Внезапно я понимаю, что делать. Пожалуй, мне удастся переплюнуть выходку Пита. Бодро шагаю к секции по вязанию узлов и беру веревку. Руки с трудом подчиняются: я ведь не делала этого самостоятельно. Только наблюдала за Финником, а его ловкие пальцы двигались очень быстро. Минут через десять петля все же получается. Вытаскиваю на середину зала один из манекенов-мишеней и с помощью клеящих брусков подвешиваю его за шею. Для пущего эффекта не мешало бы связать руки за спиной, но время уже на исходе. Спешу в секцию маскировки, где морфлингисты устроили настоящий бедлам, и нахожу начатую банку с кроваво-красным ягодным соком. Вполне сгодится. Розоватая обивка манекена отлично впитывает яркую краску. Закрыв собой тело, аккуратно пишу на нем пару слов – и отступаю в сторону, чтобы насладиться выражением на лицах распорядителей, в то время как они прочитают знакомое имя:

СЕНЕКА КРЕЙН.

17

Эффект превосходит мои ожидания. Кто-то вскрикивает, другие роняют бокалы с вином, и те разлетаются по полу с музыкальным звоном. Двое раздумывают, не упасть ли в обморок. Все просто потрясены.
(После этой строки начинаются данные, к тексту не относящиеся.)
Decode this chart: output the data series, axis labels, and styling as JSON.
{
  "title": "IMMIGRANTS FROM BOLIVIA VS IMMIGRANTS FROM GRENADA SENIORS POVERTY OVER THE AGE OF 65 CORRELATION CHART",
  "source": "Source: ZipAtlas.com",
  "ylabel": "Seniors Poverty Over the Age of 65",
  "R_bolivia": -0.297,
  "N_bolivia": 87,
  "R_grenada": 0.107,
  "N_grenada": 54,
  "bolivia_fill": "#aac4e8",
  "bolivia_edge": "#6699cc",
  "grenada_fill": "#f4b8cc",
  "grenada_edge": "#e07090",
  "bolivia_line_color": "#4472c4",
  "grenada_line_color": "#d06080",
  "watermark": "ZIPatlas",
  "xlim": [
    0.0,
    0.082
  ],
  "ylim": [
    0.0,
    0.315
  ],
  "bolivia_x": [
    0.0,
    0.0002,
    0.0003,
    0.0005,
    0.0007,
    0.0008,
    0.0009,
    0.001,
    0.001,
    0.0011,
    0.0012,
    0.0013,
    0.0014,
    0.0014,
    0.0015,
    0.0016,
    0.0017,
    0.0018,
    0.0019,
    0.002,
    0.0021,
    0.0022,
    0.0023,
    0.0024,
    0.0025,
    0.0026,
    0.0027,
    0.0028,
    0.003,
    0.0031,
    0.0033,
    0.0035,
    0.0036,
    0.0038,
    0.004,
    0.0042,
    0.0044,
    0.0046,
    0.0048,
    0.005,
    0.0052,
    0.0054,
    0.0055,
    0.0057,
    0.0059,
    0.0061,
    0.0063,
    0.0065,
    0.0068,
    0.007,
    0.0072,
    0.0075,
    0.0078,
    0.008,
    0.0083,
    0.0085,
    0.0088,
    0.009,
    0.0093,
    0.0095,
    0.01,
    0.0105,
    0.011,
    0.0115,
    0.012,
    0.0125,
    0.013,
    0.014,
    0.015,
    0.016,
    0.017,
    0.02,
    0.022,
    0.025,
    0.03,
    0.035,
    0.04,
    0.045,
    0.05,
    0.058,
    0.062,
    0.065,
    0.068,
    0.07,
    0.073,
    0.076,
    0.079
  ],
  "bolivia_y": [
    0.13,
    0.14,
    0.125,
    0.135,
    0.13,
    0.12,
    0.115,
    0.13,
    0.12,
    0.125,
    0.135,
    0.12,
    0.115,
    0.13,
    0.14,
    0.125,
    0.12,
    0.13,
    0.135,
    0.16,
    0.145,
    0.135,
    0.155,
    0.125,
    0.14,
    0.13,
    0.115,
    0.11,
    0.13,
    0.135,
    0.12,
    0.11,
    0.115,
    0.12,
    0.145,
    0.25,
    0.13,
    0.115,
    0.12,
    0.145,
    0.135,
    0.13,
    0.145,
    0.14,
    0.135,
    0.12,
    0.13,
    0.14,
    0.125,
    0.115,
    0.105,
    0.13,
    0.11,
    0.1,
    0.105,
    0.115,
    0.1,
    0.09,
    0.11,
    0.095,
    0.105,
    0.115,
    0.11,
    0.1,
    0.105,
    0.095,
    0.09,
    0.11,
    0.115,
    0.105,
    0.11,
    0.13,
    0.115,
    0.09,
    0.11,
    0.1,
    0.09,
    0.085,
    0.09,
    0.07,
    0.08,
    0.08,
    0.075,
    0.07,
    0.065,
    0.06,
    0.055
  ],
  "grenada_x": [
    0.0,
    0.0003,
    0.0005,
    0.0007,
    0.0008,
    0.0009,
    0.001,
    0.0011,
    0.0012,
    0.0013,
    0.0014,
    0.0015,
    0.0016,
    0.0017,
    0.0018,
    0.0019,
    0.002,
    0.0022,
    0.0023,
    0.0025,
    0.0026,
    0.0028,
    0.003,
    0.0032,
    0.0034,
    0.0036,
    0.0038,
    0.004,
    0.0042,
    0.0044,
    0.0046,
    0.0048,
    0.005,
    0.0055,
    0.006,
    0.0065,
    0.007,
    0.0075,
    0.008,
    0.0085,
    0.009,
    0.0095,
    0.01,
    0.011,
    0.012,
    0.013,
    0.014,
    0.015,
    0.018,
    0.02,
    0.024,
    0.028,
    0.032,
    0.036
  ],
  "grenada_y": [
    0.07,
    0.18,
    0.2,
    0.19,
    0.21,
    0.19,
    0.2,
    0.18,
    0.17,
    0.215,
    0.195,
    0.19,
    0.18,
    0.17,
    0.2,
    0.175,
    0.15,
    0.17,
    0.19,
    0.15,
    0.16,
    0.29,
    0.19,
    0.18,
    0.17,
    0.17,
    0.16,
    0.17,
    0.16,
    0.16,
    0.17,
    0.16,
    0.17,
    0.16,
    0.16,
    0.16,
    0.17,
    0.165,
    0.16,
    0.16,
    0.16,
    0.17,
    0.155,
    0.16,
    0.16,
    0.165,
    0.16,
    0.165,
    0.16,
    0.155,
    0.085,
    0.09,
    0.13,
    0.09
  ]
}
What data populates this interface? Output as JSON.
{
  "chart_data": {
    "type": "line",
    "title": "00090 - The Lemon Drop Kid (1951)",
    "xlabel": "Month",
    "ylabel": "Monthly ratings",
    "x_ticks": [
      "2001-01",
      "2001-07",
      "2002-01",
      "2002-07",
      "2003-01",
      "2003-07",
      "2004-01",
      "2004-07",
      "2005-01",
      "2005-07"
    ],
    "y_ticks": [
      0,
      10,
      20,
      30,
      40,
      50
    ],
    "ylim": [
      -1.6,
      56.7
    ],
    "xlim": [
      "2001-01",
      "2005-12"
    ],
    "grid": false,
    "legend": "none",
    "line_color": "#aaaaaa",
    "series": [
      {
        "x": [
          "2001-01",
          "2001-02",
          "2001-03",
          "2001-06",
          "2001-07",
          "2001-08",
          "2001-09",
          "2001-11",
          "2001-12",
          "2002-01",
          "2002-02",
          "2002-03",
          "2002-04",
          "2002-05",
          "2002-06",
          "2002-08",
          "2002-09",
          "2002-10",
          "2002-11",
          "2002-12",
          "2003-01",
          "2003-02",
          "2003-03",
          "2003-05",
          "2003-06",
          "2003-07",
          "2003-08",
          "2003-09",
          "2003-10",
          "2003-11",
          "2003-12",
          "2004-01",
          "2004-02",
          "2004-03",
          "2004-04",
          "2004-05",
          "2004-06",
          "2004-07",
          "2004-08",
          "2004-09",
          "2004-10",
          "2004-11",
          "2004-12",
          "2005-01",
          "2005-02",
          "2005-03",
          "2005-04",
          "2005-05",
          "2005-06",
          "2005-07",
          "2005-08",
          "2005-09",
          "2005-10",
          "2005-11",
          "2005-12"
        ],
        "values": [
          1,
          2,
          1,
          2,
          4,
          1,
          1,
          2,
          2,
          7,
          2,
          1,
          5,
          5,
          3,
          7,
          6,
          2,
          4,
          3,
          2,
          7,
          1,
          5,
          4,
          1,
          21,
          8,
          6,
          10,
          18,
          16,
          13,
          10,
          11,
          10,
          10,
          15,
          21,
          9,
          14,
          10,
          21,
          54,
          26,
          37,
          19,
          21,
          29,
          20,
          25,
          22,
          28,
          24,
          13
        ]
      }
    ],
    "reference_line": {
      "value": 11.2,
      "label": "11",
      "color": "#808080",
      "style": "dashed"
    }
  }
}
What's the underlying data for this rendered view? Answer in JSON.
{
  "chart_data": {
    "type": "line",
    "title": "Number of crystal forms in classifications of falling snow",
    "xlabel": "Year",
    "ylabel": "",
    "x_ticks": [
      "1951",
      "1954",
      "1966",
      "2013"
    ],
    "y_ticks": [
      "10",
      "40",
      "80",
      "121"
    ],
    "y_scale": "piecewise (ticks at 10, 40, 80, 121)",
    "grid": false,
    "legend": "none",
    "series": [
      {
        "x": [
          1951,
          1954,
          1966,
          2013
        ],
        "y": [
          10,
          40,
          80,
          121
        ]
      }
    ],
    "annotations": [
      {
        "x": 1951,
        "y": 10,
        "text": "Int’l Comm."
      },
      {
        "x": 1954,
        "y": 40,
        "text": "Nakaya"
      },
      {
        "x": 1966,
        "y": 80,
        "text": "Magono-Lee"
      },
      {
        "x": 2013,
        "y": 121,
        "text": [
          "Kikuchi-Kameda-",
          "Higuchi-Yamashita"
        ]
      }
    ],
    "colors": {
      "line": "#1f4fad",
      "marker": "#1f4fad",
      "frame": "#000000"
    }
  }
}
Свершилось: Плутарх Хевенсби обратил на меня внимание. Какой пристальный взгляд! Между пальцами растекается сок от персика, раздавленного в руке. Наконец главный распорядитель, откашлявшись, произносит:

– Можете идти, мисс Эвердин.

Отвечаю любезным кивком, разворачиваюсь, а напоследок, не удержавшись от соблазна, швыряю через плечо банку с ягодным соком. Слышно, как она ударяет по манекену, расплескивая остатки багровой жижи. Еще пара бокалов со звоном падает на пол. В щель между съезжающимися дверями лифта я успеваю заметить в зале окаменевшие фигуры распорядителей.

В голове проносится: «Ну что, удивила?»

Да, это был необдуманный и опасный шаг, и за него, без сомнения, десять раз придется платить. Но прямо сейчас мне так хорошо, аж мурашки по коже.

Хочу найти Хеймитча и немедленно все ему выложить, однако поблизости никого нет. Наверное, готовятся к ужину. Да и мне не мешает помыться. Тем более этот сок на руках... Стоя под струями душа, я начинаю сомневаться в мудрости своего поступка. Прежде чем действовать, нужно было спросить себя: «Как это поможет Питу?» Прямо сейчас – никак. Все происходящее на тренировках охраняется режимом высшей секретности, поэтому не имеет смысла меня примерно наказывать: ведь ни одна душа не узнает, за что. В прошлом году моя дерзость даже была вознаграждена. Впрочем, как можно сравнивать? Если распорядители всерьез разозлятся и захотят покарать меня на арене, Пит попадет под удар одним из первых. Может, не стоило так торопиться? И все же... Не могу сказать, чтобы я сожалела о сделанном.